Skilled workers such as chefs, electricians and carpenters will be in high demand in the coming months as businesses seek to rev up production to make up for lost ground during the lockdown, said Hong Lingyun, a senior executive with recruitment services firm Joinlink Consulting.

“A fully recovered Shanghai economy will abound with thousands of new vacancies,” she said. “Some people will return to Shanghai soon when they are convinced that the virus outbreak has been entirely contained.”

Indeed, some small rises of rentals were recorded in the central districts. In Huangpu, rents climbed 0.8 per cent to 145 yuan per square metre in June on top of a 15 per cent gain in May.

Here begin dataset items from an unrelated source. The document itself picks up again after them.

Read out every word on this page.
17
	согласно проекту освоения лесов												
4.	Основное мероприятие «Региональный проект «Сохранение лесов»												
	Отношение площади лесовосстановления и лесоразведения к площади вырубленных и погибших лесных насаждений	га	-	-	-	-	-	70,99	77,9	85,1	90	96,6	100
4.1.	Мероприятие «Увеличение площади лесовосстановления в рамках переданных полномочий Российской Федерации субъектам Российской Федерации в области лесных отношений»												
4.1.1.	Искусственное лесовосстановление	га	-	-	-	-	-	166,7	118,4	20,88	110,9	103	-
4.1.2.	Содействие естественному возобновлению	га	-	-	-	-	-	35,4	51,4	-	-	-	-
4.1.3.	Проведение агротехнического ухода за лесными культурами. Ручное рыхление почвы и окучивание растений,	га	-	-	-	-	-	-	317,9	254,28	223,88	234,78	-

So far this month, rents of two-room flats have risen by about 2 per cent to 5,612 yuan per month on average, according to Anjuke, an online property services company. Units with five or more rooms suffered, as rents slipped by 6.6 per cent from a month ago.

In Minhang district, south of the city centre, tenants like architect Hai Dinghui have not enjoyed the benefits of a 4.2 per cent decline in average rents there. Ziroom, the rental company, has only offered to cut the rental fees by 20 per cent for the flat she shares with some friends, she added.

Liu Mingjun, a Ziroom agent based in Shanghai, said rents have weakened even after the lockdown was lifted. Any recovery is likely to take time.

“A lot of tenants have left Shanghai,” she said. “It’s hard to fill the void in a short time.”